Still, forced turnovers are going to happen for both teams in every game, so it isn’t something you need to be distraught about.


Sometimes it is nearly impossible to stop a fantastic defensive play, and at least you know that you didn’t make a major mistake and just got outplayed by the other team.


You can use this to motivate you to make an even better play the next time around.


Examples of Forced Turnovers


  • Stealing the ball


  • Intercepting a pass


  • Drawing a foul


  • Causing an opposing player with the ball to step out of bounds


Unforced Turnovers


Unforced turnovers are those that happen when the offensive team gives up the ball without the defense needing to make a play.


These are usually the result of a mistake or miscommunication between teammates.


Unforced turnovers are more embarrassing and often more costly, but a team can minimize these by practicing fundamentals and having solid coaching.


You might throw the basketball too hard, sending it out of bounds, or it might bounce off of your own foot into the hands of the opponent.


Whenever the turnover is caused by the team in possession of the ball, it is an unforced turnover.


Examples of Unforced Turnovers


  • Double Dribble


  • Traveling


  • Offensive or Charging Fouls


  • Shot Clock Violations


  • Going out of bounds


  • Throwing the ball out of bounds


  • 5-second or 10-second violations


  • Offensive goaltending


How Turnovers Affect the Game


A team that is giving up a lot of unforced turnovers is far less likely to win the game because they are giving the opponent more shooting opportunities.


Even if the opposing team is not made up of the best shooters in the league, the odds are more in their favor every time they have the ball.


An abundance of turnovers can also have a negative effect on a team’s psyche, causing them to feel less confident and perhaps even blaming each other for their mistakes.


This leads to sloppier overall gameplay and even more turnovers.
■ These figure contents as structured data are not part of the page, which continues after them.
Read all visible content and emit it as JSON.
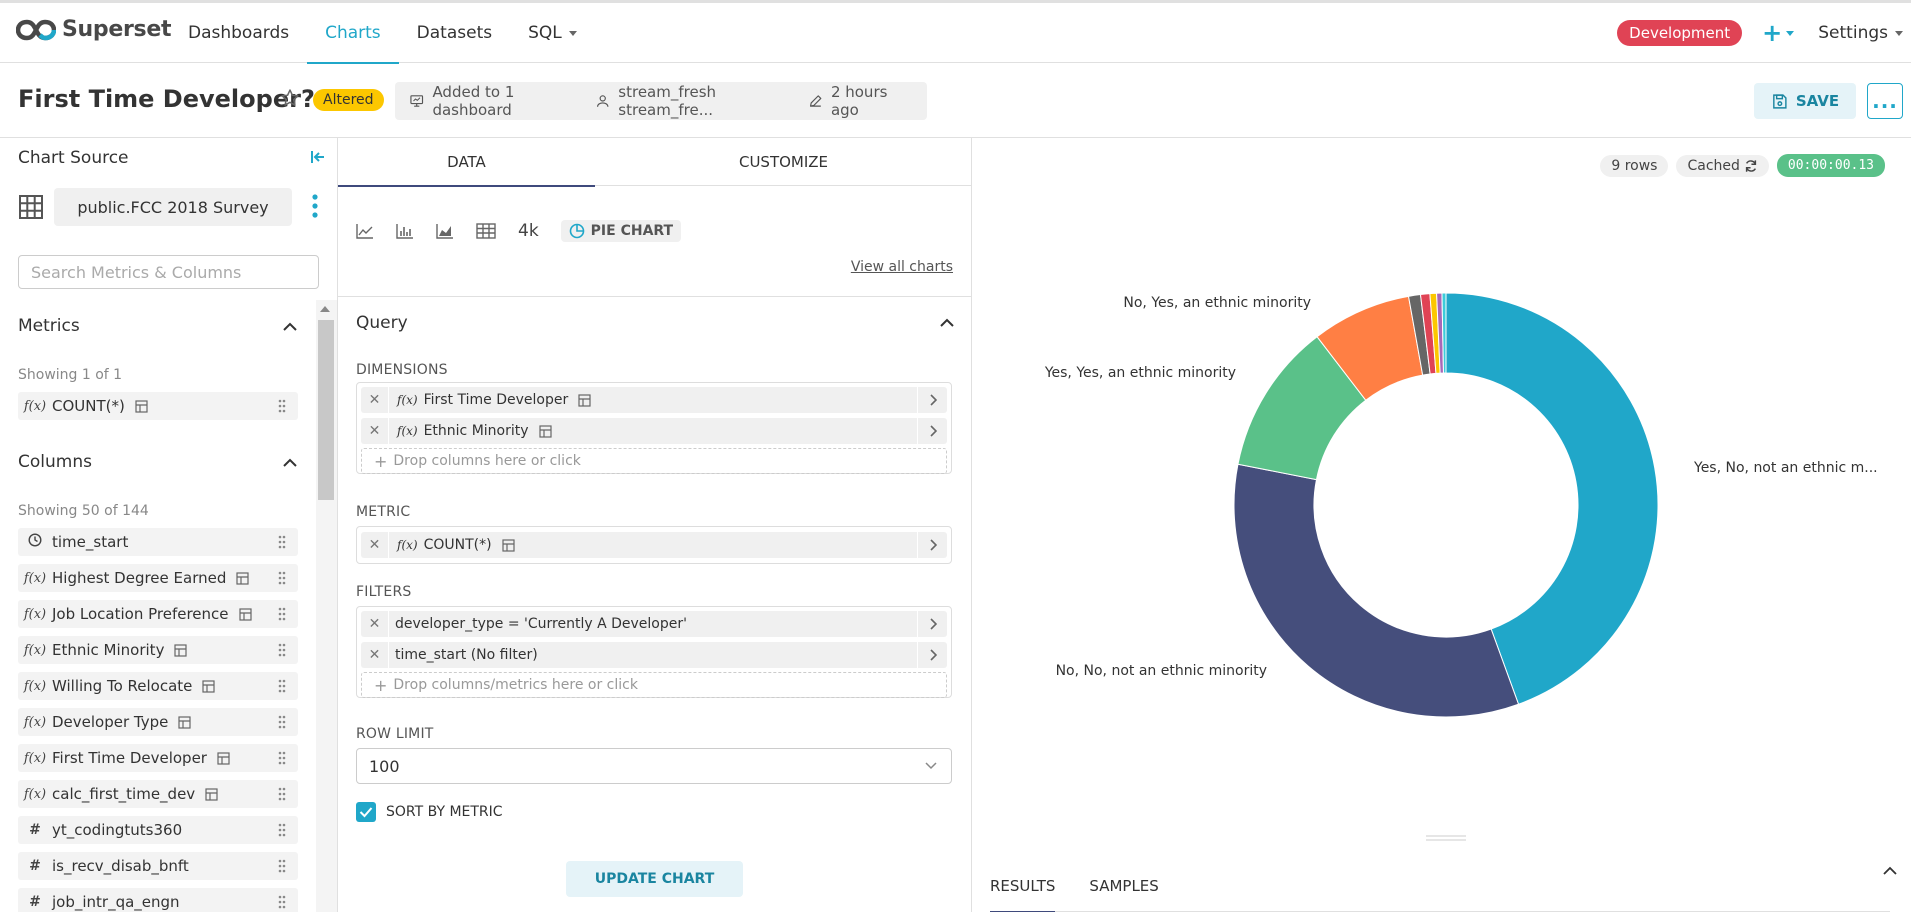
{
  "nav": {
    "brand": "Superset",
    "items": [
      {
        "label": "Dashboards",
        "active": false,
        "caret": false
      },
      {
        "label": "Charts",
        "active": true,
        "caret": false
      },
      {
        "label": "Datasets",
        "active": false,
        "caret": false
      },
      {
        "label": "SQL",
        "active": false,
        "caret": true
      }
    ],
    "env_badge": "Development",
    "plus": "+",
    "settings": "Settings"
  },
  "header": {
    "title": "First Time Developer?",
    "altered": "Altered",
    "dashboards": "Added to 1 dashboard",
    "owner": "stream_fresh stream_fre...",
    "modified": "2 hours ago",
    "save_label": "SAVE",
    "more": "..."
  },
  "source": {
    "title": "Chart Source",
    "dataset": "public.FCC 2018 Survey",
    "search_placeholder": "Search Metrics & Columns",
    "metrics_title": "Metrics",
    "metrics_showing": "Showing 1 of 1",
    "metrics": [
      {
        "label": "COUNT(*)",
        "icon": "f(x)"
      }
    ],
    "columns_title": "Columns",
    "columns_showing": "Showing 50 of 144",
    "columns": [
      {
        "label": "time_start",
        "icon": "clock",
        "table": false
      },
      {
        "label": "Highest Degree Earned",
        "icon": "f(x)",
        "table": true
      },
      {
        "label": "Job Location Preference",
        "icon": "f(x)",
        "table": true
      },
      {
        "label": "Ethnic Minority",
        "icon": "f(x)",
        "table": true
      },
      {
        "label": "Willing To Relocate",
        "icon": "f(x)",
        "table": true
      },
      {
        "label": "Developer Type",
        "icon": "f(x)",
        "table": true
      },
      {
        "label": "First Time Developer",
        "icon": "f(x)",
        "table": true
      },
      {
        "label": "calc_first_time_dev",
        "icon": "f(x)",
        "table": true
      },
      {
        "label": "yt_codingtuts360",
        "icon": "#",
        "table": false
      },
      {
        "label": "is_recv_disab_bnft",
        "icon": "#",
        "table": false
      },
      {
        "label": "job_intr_qa_engn",
        "icon": "#",
        "table": false
      }
    ]
  },
  "controls": {
    "tab_data": "DATA",
    "tab_customize": "CUSTOMIZE",
    "viz_4k": "4k",
    "viz_selected": "PIE CHART",
    "view_all": "View all charts",
    "query_title": "Query",
    "dimensions_label": "DIMENSIONS",
    "dimensions": [
      "First Time Developer",
      "Ethnic Minority"
    ],
    "dimensions_drop": "Drop columns here or click",
    "metric_label": "METRIC",
    "metric": "COUNT(*)",
    "filters_label": "FILTERS",
    "filters": [
      "developer_type = 'Currently A Developer'",
      "time_start (No filter)"
    ],
    "filters_drop": "Drop columns/metrics here or click",
    "row_limit_label": "ROW LIMIT",
    "row_limit": "100",
    "sort_label": "SORT BY METRIC",
    "update_label": "UPDATE CHART"
  },
  "results": {
    "rows": "9 rows",
    "cached": "Cached",
    "timer": "00:00:00.13",
    "tab_results": "RESULTS",
    "tab_samples": "SAMPLES"
  },
  "chart_data": {
    "type": "pie",
    "donut": true,
    "slices": [
      {
        "name": "Yes, No, not an ethnic m...",
        "value": 44.0,
        "color": "#20a7c9"
      },
      {
        "name": "No, No, not an ethnic minority",
        "value": 33.3,
        "color": "#454e7c"
      },
      {
        "name": "Yes, Yes, an ethnic minority",
        "value": 11.4,
        "color": "#5ac189"
      },
      {
        "name": "No, Yes, an ethnic minority",
        "value": 7.5,
        "color": "#ff7f44"
      },
      {
        "name": "",
        "value": 0.9,
        "color": "#666666"
      },
      {
        "name": "",
        "value": 0.7,
        "color": "#e04355"
      },
      {
        "name": "",
        "value": 0.5,
        "color": "#fcc700"
      },
      {
        "name": "",
        "value": 0.4,
        "color": "#a868b7"
      },
      {
        "name": "",
        "value": 0.3,
        "color": "#3cccdb"
      }
    ]
  }
}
It is basically a repeating cycle in which the negative energy continues to grow, making turnovers more likely.


How to Minimize Turnovers


Turnovers are going to happen in every game of basketball – it’s just part of the sport. But a good team knows how to minimize these mistakes and how to create them on the other end when they are on defense.


Essentially, you want to have a favorable turnover ratio – one where you have forced more turnovers than the other team.


Here are some words of advice that can help you to reduce the number of turnovers you commit in any given game.


Practice the Fundamentals


It should go without saying, but you will be doing yourself a huge favor if you practice fundamental movements and plays every single day.


This means perfecting your dribbling, passing, and shooting so that you aren’t making errant throws or opening yourself up for a steal.


The more you practice, the more skilled you will become at avoiding defenders and minimizing mistakes.




Turnovers can also be the result of mental mistakes being made by a team that isn’t very disciplined. The best way to fix this is with quality coaching.


It is important for a coach to emphasize the importance of fundamentals and teamwork to ensure that any given player can hold onto the ball and prevent turnovers.


Coaches should also study the strategies of other teams and point out the ways in which they will try to force turnovers so that players can be prepared to defend against them.




Turnovers are a basic part of basketball, and teams with lower turnover rates are far more likely to win more games.


It is not fun to commit a turnover, but it is part of the game and the best players will do their best to practice and make sure that they keep their turnover numbers down.

  1. This is an excellent article, players need to be aware of their ball-handling skills. You can be a good scorer but should never try to dribble in when there is a good defensive player on you. I was a decent defender, and an ok scorer but my ball-handling skills were ok at the playground but terrible in an officiated game.